Fantastic-Planet-Criterion.jpgFantastic Planet
Director: René Laloux
Year: 1973

It doesn’t matter if you’re watching René Laloux’s excellent, eccentric Fantastic Planet for the first time or the fortieth, under the influence or stone sober: The film is such a one-of-a-kind oddity in cinema that each viewing feels like its own wholly unique experience. Put simply, there’s nothing quite like it. If you’ve yet to see this masterwork of 1970s psychedelia-meets-social-commentary, you’re missing out. If you have seen it, chances are you haven’t seen anything quite like it since, because there isn’t much in animated cinema to match it. The closest you’ll get is Terry Gilliam’s paper strip animation stylings in Monty Python’s Flying Circus, or maybe the still painting approach of Eiji Yamamoto’s Belladonna of Sadness. Neither of these equate with Fantastic Planet’s visual scheme, though, which just underscores its individuality.

Where does a movie like Fantastic Planet come from? How does it even get made? Laloux offers few answers to these questions in the supplementals of the film’s Criterion Blu-ray release; the documentary Laloux Sauvage is worth investing in just to gain some insight into how his mind works. But maybe the answers aren’t worth pursuing in the first place, and maybe the best way to understand Fantastic Planet is just to watch it—and then watch it again. —A.C.

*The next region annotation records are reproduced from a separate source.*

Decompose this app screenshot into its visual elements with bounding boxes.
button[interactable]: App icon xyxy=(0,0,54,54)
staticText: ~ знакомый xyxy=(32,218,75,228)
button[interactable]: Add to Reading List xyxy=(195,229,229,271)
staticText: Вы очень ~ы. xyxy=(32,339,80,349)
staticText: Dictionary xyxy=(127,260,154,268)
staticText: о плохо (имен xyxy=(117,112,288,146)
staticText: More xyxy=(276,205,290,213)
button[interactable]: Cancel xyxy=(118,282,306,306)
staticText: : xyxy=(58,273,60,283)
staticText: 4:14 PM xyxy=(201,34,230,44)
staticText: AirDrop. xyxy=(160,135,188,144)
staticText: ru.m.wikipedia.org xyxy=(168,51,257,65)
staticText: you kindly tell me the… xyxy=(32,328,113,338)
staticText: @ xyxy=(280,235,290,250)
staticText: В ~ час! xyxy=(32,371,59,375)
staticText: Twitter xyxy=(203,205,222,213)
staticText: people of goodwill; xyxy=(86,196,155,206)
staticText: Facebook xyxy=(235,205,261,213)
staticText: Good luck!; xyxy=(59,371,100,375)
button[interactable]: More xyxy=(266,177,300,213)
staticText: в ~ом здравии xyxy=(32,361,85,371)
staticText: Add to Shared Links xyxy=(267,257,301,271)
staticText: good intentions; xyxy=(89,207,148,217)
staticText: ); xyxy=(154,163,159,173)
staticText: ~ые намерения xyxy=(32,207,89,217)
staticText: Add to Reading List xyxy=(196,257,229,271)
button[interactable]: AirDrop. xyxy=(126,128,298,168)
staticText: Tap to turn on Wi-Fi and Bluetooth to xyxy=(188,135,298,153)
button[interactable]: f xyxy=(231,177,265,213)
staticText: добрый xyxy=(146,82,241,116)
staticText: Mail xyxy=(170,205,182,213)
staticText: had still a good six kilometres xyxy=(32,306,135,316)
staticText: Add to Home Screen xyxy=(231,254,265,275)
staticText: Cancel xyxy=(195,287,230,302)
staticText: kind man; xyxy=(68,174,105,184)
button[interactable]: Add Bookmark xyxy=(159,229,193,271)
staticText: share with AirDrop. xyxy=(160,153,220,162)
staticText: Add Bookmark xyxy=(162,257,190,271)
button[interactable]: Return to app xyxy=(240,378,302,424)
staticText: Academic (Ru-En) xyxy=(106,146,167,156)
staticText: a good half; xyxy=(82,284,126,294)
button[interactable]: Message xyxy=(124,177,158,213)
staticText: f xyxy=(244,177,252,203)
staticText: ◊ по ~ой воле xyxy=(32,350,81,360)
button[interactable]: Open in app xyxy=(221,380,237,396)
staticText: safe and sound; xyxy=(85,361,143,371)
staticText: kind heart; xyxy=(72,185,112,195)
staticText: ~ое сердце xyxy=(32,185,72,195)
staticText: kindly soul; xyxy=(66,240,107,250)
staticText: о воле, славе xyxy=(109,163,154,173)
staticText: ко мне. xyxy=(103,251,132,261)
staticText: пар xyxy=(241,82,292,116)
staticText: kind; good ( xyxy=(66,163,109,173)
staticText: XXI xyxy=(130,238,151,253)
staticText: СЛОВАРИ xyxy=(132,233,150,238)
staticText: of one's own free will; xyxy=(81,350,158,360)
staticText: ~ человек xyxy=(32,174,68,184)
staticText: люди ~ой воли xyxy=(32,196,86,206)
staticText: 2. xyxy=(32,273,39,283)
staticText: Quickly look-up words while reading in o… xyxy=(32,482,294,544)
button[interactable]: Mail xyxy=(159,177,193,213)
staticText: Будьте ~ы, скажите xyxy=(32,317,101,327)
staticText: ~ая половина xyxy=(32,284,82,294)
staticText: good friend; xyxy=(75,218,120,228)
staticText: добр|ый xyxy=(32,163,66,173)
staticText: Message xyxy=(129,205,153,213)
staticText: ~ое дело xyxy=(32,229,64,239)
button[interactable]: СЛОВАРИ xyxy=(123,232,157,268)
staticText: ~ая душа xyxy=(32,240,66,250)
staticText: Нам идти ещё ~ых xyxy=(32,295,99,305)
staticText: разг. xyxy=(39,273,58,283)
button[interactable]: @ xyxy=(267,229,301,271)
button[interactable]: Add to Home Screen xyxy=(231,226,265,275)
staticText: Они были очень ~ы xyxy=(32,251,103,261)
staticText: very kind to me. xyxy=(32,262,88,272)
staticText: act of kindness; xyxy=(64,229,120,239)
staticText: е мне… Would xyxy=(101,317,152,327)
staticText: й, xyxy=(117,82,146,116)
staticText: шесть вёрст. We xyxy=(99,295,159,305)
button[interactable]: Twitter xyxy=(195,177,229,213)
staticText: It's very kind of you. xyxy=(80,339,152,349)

Clouds-of-Sils-Maria-Criterion.jpgClouds of Sils Maria
Director: Olivier Assayas
Year: 2015

“The text is like an object,” Kristen Stewart tells Juliette Binoche partway through Olivier Assayas’ Clouds of Sils Maria. “It’s going to change perspective based on where you’re standing.” Take out that one line of dialogue and you alter the meaning and the evocative power of the entire film—it doesn’t become worse, but it does lose its interpretive richness. Is Clouds of Sils Maria about the dumbing down of cinema as art? Is it about the endless generational strife that divides the old from the young? Is it about the vanity of its protagonist, Maria Enders (Binoche), versus the vapidity of her competition, Jo Ann Ellis (Chloë Grace Moretz)? Or is it a narrative built explicitly to engage with the functions and mechanisms of narrative itself? The film is as heady as you want it to be, and you’ll read out of it what you bring into it. That’s never going to change. But if you want to see Clouds of Sils Maria from different views, you might want to take a glance at the Criterion Blu-ray’s extras, particularly interviews with Stewart and Binoche, who both go into the tank discussing their characters, shooting the film, and the ways they relate personally to Clouds’ various crises. —A.C.